CIRO ESPOSITO NON CE L’HA FATTA: DOPO IL COMA IRREVERSIBILE IL DECESSO
I familiari chiedono di fermare in suo nome la violenza negli stadi. Quando si parla di fallimento del calcio italiano oggi, molti penseranno alla sconfitta di ieri con l’Uruguay ai Mondiali ma questa notizia ci riporta indietro al 3 maggio, a quella scandalosa notte della finale di Coppa Italia.
Perché il vero fallimento del calcio italiano è la violenza negli stadi.
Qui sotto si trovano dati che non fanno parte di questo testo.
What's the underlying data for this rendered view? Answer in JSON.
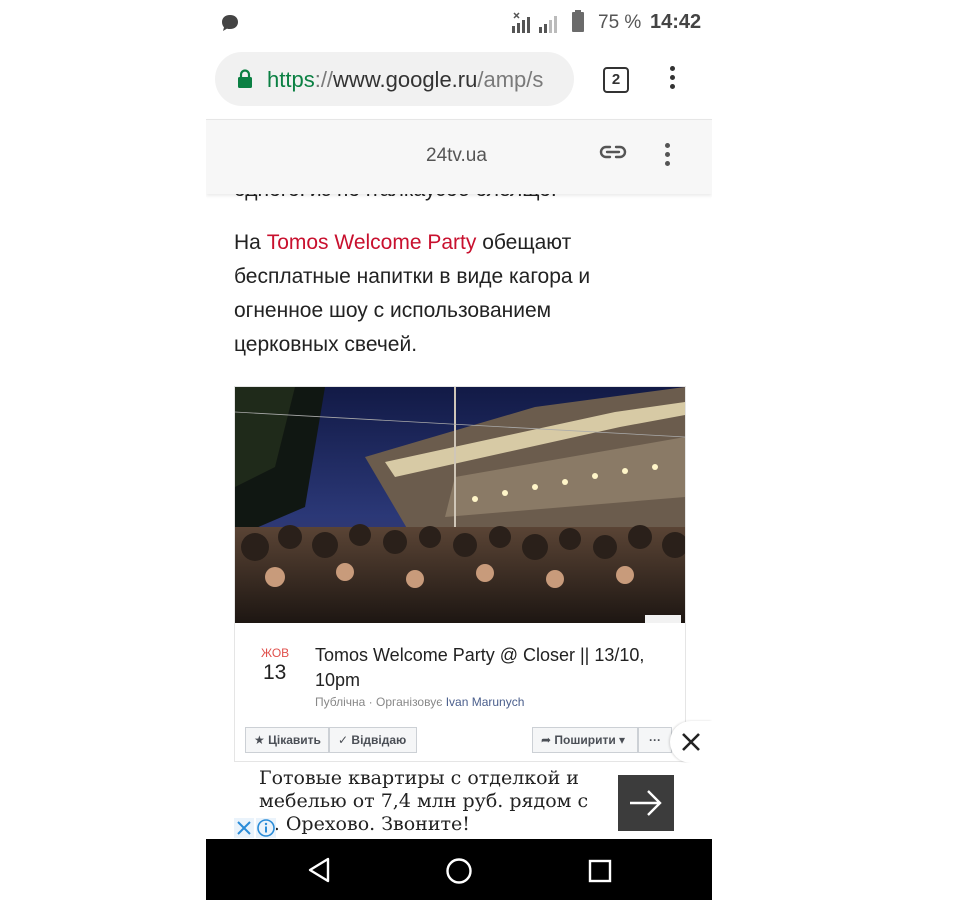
{
  "status_bar": {
    "battery_percent": "75 %",
    "time": "14:42"
  },
  "browser": {
    "url": {
      "scheme": "https",
      "separator": "://",
      "host": "www.google.ru",
      "path": "/amp/s"
    },
    "tab_count": "2"
  },
  "amp_header": {
    "domain": "24tv.ua"
  },
  "article": {
    "cut_line": "одногоГиз почталкаусоб олелщо.",
    "para_prefix": "На ",
    "para_link": "Tomos Welcome Party",
    "para_rest": " обещают бесплатные напитки в виде кагора и огненное шоу с использованием церковных свечей."
  },
  "event_card": {
    "month": "ЖОВ",
    "day": "13",
    "title": "Tomos Welcome Party @ Closer || 13/10, 10pm",
    "visibility": "Публічна · Організовує ",
    "organizer": "Ivan Marunych",
    "buttons": {
      "interested": "Цікавить",
      "going": "Відвідаю",
      "share": "Поширити",
      "more": "···"
    }
  },
  "ad": {
    "text": "Готовые квартиры с отделкой и мебелью от 7,4 млн руб. рядом с м. Орехово. Звоните!"
  },
  "colors": {
    "link_red": "#c8102e",
    "lock_green": "#0b8043",
    "ad_button": "#3c3c3c",
    "nav_bar": "#000000"
  }
}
FINALE DI COPPA ITALIA, COSA E’ SUCCESSO A ROMA
La mamma di Ciro chiede anche giustizia per il figlio morto, scrive “per salvare gli altri” (ovvero le famiglie napoletano che viaggiavano a bordo del pullman diretto allo stadio Olimpico). Le persone vicino alla vittima sono infatti certe che Daniele De Santis non ha potuto agire da solo e quindi esortano le istituzioni a fare la loro parte consegnando alla giustizia i suoi complici. E la giustizia chiesta passa anche per il riconoscimento delle responsabilità di chi, tra le forze dell’ordine, non ha gestito bene la questione della gestione dell’ordine pubblico “innanzitutto il prefetto di Roma che non ha tutelato l’incolumità dei tifosi napoletani”. Chi ha sbagliato dunque, a qualsiasi livello, deve pagare anche se la madre è consapevole che neppure questo potrà riportare in vita Ciro. La rabbia è tanta in queste parole, tanto che, precisano, la presenze delle istituzioni che in questi 50 giorni si sono nascoste, oggi non è gradita. Ma la madre assicura che quello che cercano è giustizia e non vendetta.